We held a wide range of beliefs on hate propagation and online safety and we argued, cajoled, agreed, disagreed and in the end came up with a proposal for legislation that we believed Canadians not only needed but demanded. It was tabled this week as Bill C-63, The Online Harms Act.
Hate was killing us! It did so on Jan. 29, 2017, at a Mosque in Quebec City where a lone gunman murdered six Canadian Muslims at prayer; it did so again on April 24, 2018, on a busy north Toronto intersection when a woman hater used a rented van to murder 11 innocent people in a terroristic murder spree; and only recently four generations of a Canadian Muslim family were deliberately run over in a vicious hate killing that was also labelled as a terrorist crime in London, Ont.
This is not simply a Canadian phenomenon. Only a few months after the incel killings in Canada, on Oct. 27, 2018, a spiteful antisemite walked into Pittsburgh Pa., synagogue where he murdered 11 American Jews.
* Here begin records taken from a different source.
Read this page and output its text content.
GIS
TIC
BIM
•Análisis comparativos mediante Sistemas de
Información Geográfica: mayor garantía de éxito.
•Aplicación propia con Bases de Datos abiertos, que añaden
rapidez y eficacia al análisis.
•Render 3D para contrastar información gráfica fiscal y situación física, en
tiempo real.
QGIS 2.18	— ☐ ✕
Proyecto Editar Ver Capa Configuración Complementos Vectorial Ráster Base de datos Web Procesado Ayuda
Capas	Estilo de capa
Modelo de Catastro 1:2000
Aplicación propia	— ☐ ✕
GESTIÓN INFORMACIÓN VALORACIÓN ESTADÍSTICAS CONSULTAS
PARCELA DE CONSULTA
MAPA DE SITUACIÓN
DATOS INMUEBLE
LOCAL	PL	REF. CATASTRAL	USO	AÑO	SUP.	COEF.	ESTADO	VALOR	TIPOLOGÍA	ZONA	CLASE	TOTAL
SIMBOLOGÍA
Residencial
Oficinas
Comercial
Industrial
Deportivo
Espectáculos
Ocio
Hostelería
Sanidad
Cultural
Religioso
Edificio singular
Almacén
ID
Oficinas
And then, only five months later, on March 19, 2019, in Christchurch, New Zealand, a right-wing extremist attacked two mosques leaving a bloody trail of 51 deaths and 49 injuries in his mass Islamophobic murder spree.
All these crimes had one thing in common — each of the hateful perpetrators were radicalized to their hatred online. The London, Ont. truck murderer of the Afzaal family admitted to the court that he spent hours a day online since 2020. He consumed far-right content that stoked his murderous rage against Muslims.
The Quebec City murderer was much the same. According to court documents, he spent hours online reading about Muslims immigrating to Canada. Quebec police noted that his “consumption of right-wing and far-right material influenced his opinion on immigration and the presence of Muslims in Quebec.”
Similarly, the antisemitic Pittsburgh killer was obsessed by Jews. This was seen on his online “Gab” account, an alternative to Facebook and Twitter
(now X) where hate speech had free rein. According to the Southern Poverty Law Center that monitors hate and extremism in the United States, the killer “engaged with numerous antisemitic conspiracy theories that have long been in circulation among neo-Nazis and white supremacists.”
And what of Toronto’s mass incel killer? Online incel communities drove his hatred. According the Guardian newspaper on an interview played in court during his trial, the killer acknowledged that “he belonged to an online subculture of sexually frustrated men, and described his path toward radicalization saying he drew inspiration (online) from other men who used violence as a form of retribution for ‘being unable to get laid.’ ”
According to George Washington University researcher Neil Johnson, the Christchurch killer was nurtured by “networks of networks that spread hate around the world with a click of a mouse.”
And of course there is more. Hate online has become the communications of choice for extremist murderers to choose their minority victims from twisted ideologies consumed online. Up till now we have lacked enough decent resources to monitor and prevent hate-motivated murders.
So now with Bill C-63, we have more tools in our legal tool chest to hopefully prevent such radicalization and grief in the future. Members of all parties in Parliament must now come together as one. This ought not to be a partisan political issue. This new legislation will soon go to committee. Let’s discuss any necessary refinements, let the committee do its work but for God’s sake let’s work together to build a fence of protection for vulnerable minorities. We should have done so years ago.
BERNIE M. FARBER IS THE FOUNDING CHAIR EMERITUS OF THE CANADIAN ANTI-HATE NETWORK.